Employees seem unsure on where the line is drawn and if indeed, the 21st Century has become the beginning of the end for workplace banter.
A five minute Google search using a combination of ‘workplace and banter’ leads me quickly to websites of lawyers, HR case law and tribunals’.
ACAS agree that the law here has plenty of grey areas about what is ‘reasonable’ and ‘appropriate’.
The Equality Act 2010 says that a complainant’s reactions to unwanted conduct have to be ‘reasonable’, and employers should be reassured by that. But context is crucial in these cases, so it’s as well for employers to play it safe and try to head off trouble before it arises.
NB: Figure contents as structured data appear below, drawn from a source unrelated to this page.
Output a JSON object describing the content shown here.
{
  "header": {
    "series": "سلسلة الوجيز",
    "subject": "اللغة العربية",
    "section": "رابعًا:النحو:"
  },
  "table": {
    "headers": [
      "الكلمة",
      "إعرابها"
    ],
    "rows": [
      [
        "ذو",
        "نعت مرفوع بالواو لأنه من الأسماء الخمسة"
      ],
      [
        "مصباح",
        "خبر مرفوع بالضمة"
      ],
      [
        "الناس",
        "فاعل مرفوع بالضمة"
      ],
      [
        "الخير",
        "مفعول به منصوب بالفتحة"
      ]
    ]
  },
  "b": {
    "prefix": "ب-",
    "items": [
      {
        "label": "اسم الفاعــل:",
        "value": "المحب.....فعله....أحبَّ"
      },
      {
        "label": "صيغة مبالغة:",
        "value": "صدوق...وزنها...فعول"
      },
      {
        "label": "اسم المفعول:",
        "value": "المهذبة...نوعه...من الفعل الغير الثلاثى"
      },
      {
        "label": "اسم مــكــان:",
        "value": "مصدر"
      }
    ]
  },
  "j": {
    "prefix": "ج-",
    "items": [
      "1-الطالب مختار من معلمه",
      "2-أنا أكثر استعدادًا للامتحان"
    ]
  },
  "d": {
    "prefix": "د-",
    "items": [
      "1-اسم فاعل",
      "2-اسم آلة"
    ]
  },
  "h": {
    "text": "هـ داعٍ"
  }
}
Perhaps we ought to refer to the dictionary for a clearer understanding?
Lexicon (online Oxford Dictionary) defines banter as:
- ‘The playful and friendly exchange of teasing remarks’ – ‘There was much good natured banter’.
So perhaps this helps us find the line between, banter and bullying, fun and offence, laughter and hurt?
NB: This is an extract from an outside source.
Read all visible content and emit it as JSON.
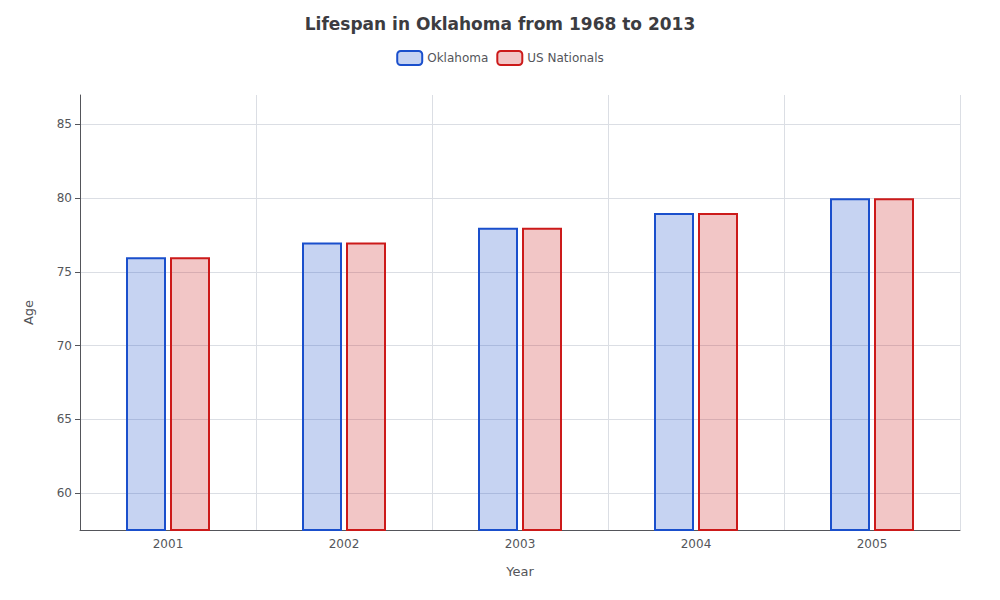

Playful and friendly, good natured rather than nasty and personal interaction with our work colleagues is good for morale.
Good banter creates laughter and laugher after all, is the best medicine.
An article by Hara Estroff Marano in Psychology Today notes that laughter reduces pain and blood sugar levels and increases glucose tolerance. It also helps your blood vessels function better, increasing blood flow to your heart and brain.
Marano also states ‘It (laughter) improves your job performance, especially if your work depends on creativity and solving complex problems. It is also the glue of good marriages and relationships’.
Laughter brings people together
Michael Miller M.D. of the American College of Cardiology, says that in studies provoking laughter did people as much good for their arteries as aerobic activity! We do not recommend giving up exercise though, so put down the box set and head to the gym!
Miller notes that ’Thirty minutes of exercise 3 times a week, along with 15 minutes of laughter a day is good for the vascular system’. Inside or outside of work.
So break out the morale, well at least for 15 minutes a day and most of all, be nice!